“…the twenty-four elders fall down before him who is seated on the throne and worship him who lives for ever and ever…” (RSV Catholic edition, Revelation 4:10)

Among the great tourist attractions of England are its medieval cathedrals, and each year hundreds of thousands of visitors both from home and overseas look round them.  But the last thought which entered the heads of the men who designed and built them was that they were constructing a tourist attraction.  They did not even build them as the great places of pilgrimage which they quickly became.

For the cathedrals were built for the praise and glory of God by men who believed in God as other people believe in the Law of Gravity.  It is no coincidence that the most magnificent examples were built in the Age of Faith in the 13th and following centuries; and they were served by monastic communities or secular canons whose whole lives were devoted to the offering of worship to God.

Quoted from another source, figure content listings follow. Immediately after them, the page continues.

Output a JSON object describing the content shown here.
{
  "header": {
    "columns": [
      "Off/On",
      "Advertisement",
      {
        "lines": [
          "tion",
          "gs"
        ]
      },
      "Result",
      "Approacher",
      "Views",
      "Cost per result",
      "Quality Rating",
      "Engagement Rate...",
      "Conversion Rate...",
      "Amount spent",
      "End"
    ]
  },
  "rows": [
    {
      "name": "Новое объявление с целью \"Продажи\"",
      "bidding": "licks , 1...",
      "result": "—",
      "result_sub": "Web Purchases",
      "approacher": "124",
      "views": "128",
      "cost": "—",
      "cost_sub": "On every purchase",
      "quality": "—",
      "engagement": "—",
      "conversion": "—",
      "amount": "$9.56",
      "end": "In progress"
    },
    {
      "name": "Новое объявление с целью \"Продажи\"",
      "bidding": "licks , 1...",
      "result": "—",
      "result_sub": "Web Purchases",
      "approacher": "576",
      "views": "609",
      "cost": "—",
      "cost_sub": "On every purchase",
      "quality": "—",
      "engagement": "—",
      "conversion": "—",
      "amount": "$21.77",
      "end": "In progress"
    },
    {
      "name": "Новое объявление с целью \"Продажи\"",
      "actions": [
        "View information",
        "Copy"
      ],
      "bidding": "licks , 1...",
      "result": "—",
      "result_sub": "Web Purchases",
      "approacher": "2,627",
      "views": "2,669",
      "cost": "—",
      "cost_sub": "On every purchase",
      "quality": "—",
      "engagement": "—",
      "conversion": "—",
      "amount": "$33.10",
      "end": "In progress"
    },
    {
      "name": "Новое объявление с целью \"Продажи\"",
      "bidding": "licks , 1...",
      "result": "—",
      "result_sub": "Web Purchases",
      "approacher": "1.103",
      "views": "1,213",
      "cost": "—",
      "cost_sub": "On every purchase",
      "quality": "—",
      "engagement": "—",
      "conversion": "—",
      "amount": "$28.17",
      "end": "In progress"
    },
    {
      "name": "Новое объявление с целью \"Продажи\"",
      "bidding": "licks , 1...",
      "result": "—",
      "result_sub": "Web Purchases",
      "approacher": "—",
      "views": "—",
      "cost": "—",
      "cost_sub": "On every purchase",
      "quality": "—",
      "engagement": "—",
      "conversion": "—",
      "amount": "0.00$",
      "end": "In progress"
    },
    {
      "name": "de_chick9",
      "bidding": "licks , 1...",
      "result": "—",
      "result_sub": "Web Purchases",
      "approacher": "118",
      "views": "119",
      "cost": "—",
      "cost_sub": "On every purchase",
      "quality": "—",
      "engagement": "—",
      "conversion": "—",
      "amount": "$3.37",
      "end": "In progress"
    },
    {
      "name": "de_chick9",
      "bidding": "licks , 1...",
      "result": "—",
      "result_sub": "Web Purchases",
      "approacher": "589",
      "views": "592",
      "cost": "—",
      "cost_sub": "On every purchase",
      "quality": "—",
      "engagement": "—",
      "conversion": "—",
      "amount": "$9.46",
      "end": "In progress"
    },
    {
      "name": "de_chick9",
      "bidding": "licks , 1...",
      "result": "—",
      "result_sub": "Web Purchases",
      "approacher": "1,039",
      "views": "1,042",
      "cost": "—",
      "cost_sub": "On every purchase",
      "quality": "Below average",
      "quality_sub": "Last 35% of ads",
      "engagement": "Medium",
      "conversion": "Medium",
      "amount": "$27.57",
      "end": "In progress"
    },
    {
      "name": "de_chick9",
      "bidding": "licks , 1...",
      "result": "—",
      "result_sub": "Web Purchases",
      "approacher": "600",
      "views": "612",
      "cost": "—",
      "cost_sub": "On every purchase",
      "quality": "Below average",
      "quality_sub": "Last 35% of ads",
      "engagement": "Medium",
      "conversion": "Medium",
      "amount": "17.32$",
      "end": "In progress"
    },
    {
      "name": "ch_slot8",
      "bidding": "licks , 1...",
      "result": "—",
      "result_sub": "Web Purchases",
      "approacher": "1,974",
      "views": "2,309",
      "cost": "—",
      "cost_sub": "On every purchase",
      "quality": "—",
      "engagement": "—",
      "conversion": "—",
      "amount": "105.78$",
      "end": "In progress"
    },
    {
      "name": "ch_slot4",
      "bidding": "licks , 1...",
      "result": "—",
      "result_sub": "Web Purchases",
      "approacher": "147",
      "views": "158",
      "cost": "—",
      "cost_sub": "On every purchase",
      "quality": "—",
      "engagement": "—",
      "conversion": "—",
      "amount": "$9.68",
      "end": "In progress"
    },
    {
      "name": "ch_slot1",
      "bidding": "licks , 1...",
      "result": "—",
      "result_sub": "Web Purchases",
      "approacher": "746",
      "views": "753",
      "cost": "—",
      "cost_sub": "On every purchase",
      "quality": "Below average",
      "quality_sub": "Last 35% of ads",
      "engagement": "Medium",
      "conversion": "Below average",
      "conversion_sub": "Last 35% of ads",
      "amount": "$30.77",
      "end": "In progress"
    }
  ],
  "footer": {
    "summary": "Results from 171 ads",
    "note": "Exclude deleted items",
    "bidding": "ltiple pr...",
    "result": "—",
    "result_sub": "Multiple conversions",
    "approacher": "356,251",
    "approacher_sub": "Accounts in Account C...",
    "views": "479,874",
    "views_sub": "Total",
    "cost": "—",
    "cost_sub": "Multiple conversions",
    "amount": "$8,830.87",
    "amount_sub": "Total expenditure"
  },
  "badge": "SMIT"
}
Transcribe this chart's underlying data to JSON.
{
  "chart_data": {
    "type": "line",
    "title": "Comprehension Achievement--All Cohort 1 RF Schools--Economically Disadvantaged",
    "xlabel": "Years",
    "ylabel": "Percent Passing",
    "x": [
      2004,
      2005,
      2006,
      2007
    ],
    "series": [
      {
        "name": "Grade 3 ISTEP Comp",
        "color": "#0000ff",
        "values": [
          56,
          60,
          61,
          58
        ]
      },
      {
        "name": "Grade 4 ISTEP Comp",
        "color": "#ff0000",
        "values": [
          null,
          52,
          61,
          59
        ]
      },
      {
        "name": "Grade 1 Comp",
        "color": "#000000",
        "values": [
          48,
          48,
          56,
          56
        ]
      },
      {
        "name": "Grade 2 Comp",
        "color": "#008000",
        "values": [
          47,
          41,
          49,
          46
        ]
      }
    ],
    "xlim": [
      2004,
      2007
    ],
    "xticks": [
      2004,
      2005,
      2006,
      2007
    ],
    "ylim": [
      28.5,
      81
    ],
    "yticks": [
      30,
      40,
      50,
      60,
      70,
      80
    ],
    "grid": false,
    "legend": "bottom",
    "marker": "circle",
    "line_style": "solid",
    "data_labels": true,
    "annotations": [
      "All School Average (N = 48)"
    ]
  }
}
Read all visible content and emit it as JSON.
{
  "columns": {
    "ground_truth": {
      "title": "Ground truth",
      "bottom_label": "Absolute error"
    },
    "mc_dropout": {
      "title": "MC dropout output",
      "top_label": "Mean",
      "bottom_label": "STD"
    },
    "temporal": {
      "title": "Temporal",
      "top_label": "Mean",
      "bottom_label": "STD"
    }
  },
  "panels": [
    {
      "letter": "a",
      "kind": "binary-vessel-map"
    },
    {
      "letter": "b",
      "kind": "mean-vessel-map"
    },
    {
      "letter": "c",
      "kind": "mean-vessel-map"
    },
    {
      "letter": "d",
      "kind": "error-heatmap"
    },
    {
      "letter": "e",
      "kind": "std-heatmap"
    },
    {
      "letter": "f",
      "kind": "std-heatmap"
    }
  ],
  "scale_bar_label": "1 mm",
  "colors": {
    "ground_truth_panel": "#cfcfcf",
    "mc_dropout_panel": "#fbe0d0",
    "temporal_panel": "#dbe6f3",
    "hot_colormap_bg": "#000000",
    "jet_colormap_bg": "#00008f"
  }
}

From first to last these great churches were planned, constructed and used for God’s honour and glory.  That is why they were built on so vast and ambitious a scale – not because great numbers of people crowded in for the services, but so that they might be a worthy offering to the high and holy God.  And for the same reason they were made splendid with a profusion of sculpture and carving, and crowned by great towers or soaring spires pointing significantly heavenwards.

Thus beauty and magnificence were alike given to God just because he is God.  As King Solomon said of the Temple which he built in Jerusalem: “…the house that is to be builded for the Lord must be exceeding magnifical…” (1 Chronicles 22:5).

These masterpieces of the architect’s and craftsman’s skill were the outward expression of their own religious faith and aspirations, and had the power of turning the minds and hearts of succeeding generations to seek in their turn those things which are above.  Thus these great places of worship had their origin in the love and devotion within those men’s hearts, for God dominated their lives, as the cathedrals dominated the cities in which they lived.